Haliax was created by [Stanford's Center for Research on Foundation Models (CRFM)](https://crfm.stanford.edu/)'s research engineering team.
You can find us in the #levanter channel on the unofficial [Jax LLM Discord](https://discord.gg/FkRGNX3ND).

<!--haliax-intro-end-->

## Documentation

### Tutorials

These are some tutorials to get you started with Haliax. They are available as Colab notebooks:

<!--haliax-tutorials-start-->

* [Introduction to Haliax with Transformers](https://colab.research.google.com/drive/1TiTcQQ4V5mopbgCu1SVl-oqJtXn7rFnC)
* [Distributed Training in Haliax](https://colab.research.google.com/drive/1QX4yH3zRFF3Xiibf1aahETcSQ5nbcUMz) (including FSDP)
* [Tensor Parallelism in Haliax](https://colab.research.google.com/drive/18_BrtDpe1lu89M4T6fKzda8DdSLtFJhi)
* [Mixed Precision with `jmp`](https://colab.research.google.com/drive/1_4cikwt-UhSH7yRzNRK8ze9msM9r2mEl?usp=sharing) (This one is really a tutorial for [jmp](https://github.com/deepmind/jmp) but it's how to use it with Haliax...)

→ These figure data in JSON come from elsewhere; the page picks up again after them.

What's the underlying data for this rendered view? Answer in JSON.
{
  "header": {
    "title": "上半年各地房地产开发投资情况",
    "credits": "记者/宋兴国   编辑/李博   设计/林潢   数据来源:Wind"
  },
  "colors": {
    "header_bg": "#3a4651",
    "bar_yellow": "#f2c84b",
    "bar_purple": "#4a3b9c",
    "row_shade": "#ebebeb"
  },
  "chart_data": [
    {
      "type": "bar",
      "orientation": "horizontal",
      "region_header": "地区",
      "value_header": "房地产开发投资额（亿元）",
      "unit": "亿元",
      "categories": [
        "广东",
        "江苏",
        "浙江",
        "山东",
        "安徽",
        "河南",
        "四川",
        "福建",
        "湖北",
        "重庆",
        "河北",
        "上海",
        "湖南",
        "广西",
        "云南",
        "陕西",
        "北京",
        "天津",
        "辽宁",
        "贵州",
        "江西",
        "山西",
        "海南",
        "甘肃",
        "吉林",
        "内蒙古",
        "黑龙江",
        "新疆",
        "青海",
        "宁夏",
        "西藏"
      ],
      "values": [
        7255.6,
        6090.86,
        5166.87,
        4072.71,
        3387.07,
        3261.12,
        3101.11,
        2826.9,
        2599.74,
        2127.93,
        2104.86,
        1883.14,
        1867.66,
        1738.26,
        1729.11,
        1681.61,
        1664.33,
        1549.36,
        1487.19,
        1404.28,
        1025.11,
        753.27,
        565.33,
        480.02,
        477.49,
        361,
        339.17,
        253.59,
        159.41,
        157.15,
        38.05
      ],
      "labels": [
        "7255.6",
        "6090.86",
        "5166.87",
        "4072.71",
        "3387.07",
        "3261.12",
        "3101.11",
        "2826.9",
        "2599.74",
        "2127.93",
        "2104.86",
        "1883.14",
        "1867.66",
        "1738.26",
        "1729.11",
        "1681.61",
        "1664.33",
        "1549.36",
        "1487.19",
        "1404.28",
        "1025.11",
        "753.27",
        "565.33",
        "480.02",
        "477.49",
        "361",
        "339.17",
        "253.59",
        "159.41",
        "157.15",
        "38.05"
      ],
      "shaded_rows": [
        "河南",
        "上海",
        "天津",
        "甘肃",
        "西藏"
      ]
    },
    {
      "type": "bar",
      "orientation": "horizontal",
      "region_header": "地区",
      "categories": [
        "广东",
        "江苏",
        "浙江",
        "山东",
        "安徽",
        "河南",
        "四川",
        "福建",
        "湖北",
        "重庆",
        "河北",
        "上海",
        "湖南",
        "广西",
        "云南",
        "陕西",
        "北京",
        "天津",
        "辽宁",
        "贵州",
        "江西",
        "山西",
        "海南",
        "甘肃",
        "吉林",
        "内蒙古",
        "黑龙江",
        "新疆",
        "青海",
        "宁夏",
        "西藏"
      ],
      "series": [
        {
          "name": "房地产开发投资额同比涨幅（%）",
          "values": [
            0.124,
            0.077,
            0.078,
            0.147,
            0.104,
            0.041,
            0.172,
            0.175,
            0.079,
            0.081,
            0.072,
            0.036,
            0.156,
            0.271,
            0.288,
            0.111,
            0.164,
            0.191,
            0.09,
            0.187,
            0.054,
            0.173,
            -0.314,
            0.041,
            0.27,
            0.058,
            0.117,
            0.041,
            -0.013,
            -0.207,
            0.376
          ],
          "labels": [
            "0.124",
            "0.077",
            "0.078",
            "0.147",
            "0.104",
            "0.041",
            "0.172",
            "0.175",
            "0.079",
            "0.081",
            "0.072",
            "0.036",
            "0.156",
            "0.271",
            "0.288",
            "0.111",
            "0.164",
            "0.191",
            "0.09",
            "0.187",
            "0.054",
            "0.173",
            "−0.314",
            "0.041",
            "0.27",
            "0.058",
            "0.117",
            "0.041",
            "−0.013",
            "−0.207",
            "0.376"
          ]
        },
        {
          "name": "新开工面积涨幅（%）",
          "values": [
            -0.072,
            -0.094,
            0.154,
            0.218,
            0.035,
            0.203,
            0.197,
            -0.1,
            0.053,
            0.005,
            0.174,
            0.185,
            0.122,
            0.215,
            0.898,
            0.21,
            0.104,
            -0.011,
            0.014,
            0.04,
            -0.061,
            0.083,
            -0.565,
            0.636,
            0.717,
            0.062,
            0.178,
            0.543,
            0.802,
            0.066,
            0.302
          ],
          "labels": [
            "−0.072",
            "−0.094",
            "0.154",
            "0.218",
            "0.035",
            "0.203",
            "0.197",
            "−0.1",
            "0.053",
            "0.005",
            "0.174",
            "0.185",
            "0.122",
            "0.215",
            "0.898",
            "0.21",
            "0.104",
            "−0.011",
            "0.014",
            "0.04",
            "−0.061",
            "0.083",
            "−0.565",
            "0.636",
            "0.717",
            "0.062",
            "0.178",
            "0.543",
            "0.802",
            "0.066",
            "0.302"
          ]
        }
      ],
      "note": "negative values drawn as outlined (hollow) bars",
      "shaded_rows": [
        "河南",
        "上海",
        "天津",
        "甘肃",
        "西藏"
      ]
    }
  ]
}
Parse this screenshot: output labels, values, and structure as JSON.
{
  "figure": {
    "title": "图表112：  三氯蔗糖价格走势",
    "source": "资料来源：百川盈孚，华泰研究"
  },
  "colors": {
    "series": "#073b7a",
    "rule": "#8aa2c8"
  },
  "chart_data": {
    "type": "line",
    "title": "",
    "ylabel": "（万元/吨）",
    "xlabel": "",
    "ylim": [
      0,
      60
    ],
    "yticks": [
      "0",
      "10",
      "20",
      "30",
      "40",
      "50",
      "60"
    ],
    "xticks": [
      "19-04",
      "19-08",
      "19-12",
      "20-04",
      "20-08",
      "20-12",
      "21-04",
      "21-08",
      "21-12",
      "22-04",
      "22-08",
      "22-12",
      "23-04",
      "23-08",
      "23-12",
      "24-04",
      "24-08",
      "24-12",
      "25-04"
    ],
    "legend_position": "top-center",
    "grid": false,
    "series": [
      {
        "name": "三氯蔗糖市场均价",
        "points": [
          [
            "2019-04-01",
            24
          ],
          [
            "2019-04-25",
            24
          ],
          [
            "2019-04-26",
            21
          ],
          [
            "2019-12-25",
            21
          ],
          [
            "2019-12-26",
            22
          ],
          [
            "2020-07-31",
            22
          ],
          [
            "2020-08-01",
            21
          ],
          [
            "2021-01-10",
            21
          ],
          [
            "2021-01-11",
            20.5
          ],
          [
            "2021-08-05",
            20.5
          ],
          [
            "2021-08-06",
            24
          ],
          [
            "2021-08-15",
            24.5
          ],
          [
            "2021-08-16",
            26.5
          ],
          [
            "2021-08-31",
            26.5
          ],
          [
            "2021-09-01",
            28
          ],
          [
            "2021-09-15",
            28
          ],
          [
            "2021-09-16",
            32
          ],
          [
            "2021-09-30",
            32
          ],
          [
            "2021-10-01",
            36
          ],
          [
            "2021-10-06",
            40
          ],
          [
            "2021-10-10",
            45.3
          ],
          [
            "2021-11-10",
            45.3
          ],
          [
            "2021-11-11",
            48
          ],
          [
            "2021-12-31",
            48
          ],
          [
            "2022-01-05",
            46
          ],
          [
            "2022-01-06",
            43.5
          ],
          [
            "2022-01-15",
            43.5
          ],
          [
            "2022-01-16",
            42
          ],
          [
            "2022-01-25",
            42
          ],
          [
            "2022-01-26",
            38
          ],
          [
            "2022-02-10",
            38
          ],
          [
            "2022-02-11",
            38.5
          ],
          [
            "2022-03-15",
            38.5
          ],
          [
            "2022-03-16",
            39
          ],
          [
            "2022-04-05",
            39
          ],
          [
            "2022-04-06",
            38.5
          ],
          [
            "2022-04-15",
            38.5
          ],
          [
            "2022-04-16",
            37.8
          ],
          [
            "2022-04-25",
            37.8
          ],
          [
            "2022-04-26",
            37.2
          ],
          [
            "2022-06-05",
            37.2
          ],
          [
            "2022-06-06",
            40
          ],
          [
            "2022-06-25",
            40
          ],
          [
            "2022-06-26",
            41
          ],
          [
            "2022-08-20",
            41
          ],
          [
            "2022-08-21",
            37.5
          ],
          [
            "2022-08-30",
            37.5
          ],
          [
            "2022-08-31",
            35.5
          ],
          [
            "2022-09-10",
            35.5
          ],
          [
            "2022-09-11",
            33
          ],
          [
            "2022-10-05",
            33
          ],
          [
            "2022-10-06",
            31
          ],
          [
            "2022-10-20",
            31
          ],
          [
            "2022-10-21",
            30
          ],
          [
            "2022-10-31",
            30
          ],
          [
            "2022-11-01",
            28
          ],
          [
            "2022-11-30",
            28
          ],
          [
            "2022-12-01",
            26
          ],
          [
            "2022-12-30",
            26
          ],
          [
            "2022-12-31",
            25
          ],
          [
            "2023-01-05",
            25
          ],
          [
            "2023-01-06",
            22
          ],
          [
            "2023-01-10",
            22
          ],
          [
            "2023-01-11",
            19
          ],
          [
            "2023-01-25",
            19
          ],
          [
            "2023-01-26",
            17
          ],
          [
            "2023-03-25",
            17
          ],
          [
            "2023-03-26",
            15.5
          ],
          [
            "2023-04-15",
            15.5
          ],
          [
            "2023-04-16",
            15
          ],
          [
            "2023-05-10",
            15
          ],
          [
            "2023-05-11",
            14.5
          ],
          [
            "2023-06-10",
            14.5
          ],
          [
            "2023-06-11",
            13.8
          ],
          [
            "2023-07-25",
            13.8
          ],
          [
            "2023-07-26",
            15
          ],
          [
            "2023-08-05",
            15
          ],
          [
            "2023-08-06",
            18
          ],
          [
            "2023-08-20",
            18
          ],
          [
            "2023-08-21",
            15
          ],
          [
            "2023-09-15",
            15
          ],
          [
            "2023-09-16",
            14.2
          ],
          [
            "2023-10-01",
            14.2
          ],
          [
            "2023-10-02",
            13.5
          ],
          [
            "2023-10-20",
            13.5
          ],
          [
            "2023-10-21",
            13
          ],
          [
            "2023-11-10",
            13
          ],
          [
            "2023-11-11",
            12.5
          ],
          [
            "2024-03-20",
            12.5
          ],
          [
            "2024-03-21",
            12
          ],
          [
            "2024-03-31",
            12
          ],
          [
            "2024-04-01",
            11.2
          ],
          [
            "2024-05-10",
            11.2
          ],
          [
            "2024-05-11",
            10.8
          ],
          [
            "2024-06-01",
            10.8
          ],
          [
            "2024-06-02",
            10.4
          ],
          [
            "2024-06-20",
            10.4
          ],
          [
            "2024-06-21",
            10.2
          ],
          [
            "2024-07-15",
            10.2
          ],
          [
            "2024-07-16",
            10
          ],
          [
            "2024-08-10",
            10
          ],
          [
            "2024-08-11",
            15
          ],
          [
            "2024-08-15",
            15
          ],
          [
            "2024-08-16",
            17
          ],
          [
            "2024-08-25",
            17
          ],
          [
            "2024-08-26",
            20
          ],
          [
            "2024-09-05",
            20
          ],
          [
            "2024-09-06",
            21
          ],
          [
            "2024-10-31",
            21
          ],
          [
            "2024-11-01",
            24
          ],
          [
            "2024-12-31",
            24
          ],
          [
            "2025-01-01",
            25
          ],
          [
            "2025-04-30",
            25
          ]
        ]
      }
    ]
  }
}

<!--haliax-tutorials-end-->
### API Reference

Haliax's API documentation is available at [haliax.readthedocs.io](https://haliax.readthedocs.io/en/latest/).

## Contributing

We welcome contributions! Please see [CONTRIBUTING.md](CONTRIBUTING.md) for more information.
We also have a list of [good first issues](https://github.com/stanford-crfm/haliax/issues?q=is%3Aissue+is%3Aopen+label%3A%22good+first+issue%22)
to help you get started. (If those don't appeal, don't hesitate to reach out to us on Discord!)

## License

Haliax is licensed under the Apache License, Version 2.0. See [LICENSE](LICENSE) for the full license text.